Sa majesté a été très touchée du sort des malheureux pour lesquels vous vous intéressez; elle m'a donné de sa poche deux cents ducats.

Le roi a soupiré, monsieur, en lisant l'endroit de votre lettre où vous paraissez regretter de n'avoir pas pu m'accompagner.

Vous avez vu des rois! Eh bien, l'âme, le cœur, l'esprit, et les agréments de celui-ci auraient été pour votre philosophie et votre humanité, un spectacle intéressant, touchant, agréable, et peut-être nouveau.

Je payerai bien cher le plaisir que j'ai eu de voir un roi qui était celui de mon cœur avant que d'être celui de la Pologne.

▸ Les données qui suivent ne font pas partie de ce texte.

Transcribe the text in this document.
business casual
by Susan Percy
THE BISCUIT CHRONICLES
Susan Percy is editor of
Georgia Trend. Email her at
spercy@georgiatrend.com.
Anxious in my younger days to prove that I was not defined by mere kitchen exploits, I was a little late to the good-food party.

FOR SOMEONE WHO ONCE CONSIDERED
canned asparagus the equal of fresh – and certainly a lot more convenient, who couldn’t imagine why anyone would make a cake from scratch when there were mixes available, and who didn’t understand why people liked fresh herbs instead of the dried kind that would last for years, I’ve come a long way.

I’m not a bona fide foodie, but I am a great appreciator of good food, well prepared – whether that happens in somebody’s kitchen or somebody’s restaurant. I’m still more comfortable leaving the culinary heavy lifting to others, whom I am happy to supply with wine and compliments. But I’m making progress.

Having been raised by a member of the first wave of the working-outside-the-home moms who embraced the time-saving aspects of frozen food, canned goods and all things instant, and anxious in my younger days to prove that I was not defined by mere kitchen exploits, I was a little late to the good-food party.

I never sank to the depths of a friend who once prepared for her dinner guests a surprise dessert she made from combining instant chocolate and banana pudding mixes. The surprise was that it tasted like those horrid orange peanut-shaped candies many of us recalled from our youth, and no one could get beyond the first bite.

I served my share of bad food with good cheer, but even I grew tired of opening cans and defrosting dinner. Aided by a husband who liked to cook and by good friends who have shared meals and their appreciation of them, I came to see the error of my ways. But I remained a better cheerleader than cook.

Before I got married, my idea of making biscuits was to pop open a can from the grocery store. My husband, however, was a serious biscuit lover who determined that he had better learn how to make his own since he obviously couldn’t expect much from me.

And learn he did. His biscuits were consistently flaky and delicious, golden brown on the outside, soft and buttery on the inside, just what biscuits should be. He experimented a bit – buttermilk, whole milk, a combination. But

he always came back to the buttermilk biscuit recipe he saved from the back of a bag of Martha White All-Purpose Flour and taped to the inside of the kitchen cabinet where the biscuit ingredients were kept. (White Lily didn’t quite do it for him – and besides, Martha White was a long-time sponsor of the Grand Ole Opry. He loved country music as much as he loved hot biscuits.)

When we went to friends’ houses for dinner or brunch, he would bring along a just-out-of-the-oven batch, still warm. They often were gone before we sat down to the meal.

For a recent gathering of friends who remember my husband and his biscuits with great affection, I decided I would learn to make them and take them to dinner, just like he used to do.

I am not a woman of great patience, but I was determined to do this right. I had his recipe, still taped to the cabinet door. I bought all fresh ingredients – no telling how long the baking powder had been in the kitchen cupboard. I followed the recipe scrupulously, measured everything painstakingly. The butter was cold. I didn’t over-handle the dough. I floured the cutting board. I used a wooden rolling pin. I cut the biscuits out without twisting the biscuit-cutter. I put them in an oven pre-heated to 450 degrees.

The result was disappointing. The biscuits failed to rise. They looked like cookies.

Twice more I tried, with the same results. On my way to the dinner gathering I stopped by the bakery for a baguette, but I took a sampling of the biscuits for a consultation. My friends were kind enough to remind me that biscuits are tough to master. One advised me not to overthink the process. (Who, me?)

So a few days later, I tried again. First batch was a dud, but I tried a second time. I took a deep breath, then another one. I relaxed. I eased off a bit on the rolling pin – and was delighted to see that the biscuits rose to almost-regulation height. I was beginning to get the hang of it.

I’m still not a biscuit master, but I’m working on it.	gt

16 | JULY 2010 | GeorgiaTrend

Je sens que la présence réelle de ses vertus, de sa sensibilité, des charmes de sa société, et de sa personne, remue mon cœur bien plus vivement que ne se fait le souvenir que j'en avais conservé, quoiqu'il me fût toujours présent, et assez fort pour me faire entreprendre un très grand voyage.

Cette douce nourriture que je suis venue chercher pour mon sentiment, va se changer en amertume pour le reste de ma vie, quand il me faudra, en quittant ces lieux prononcer le mot jamais.

Je serai de retour chez moi à la fin d'octobre. Vous aurez la bonté, monsieur, de me faire savoir à qui je dois remettre l'aumône du roi. J'y joindrai le denier de la veuve.

Soyez persuadé que j'ai la même horreur que vous pour le fanatisme et ses effroyables effets, et que votre humanité et votre zèle m'inspirent une aussi grande vénération que la beauté de votre esprit, son étendue, et l'immensité de vos connaissances me causent d'admiration.

La réunion de ces sentiments me rend digne, monsieur, de vous louer et de vous respecter. Sa majesté a voulu garder la lettre que vous m'avez fait l'honneur de m'écrire. Par ce sacrifice que je fais au roi, et par celui que je vous fais de son billet, vous devez connaître mon cœur. Vous voyez qu'il préfère à sa propre gloire, le plaisir de faire des heureux.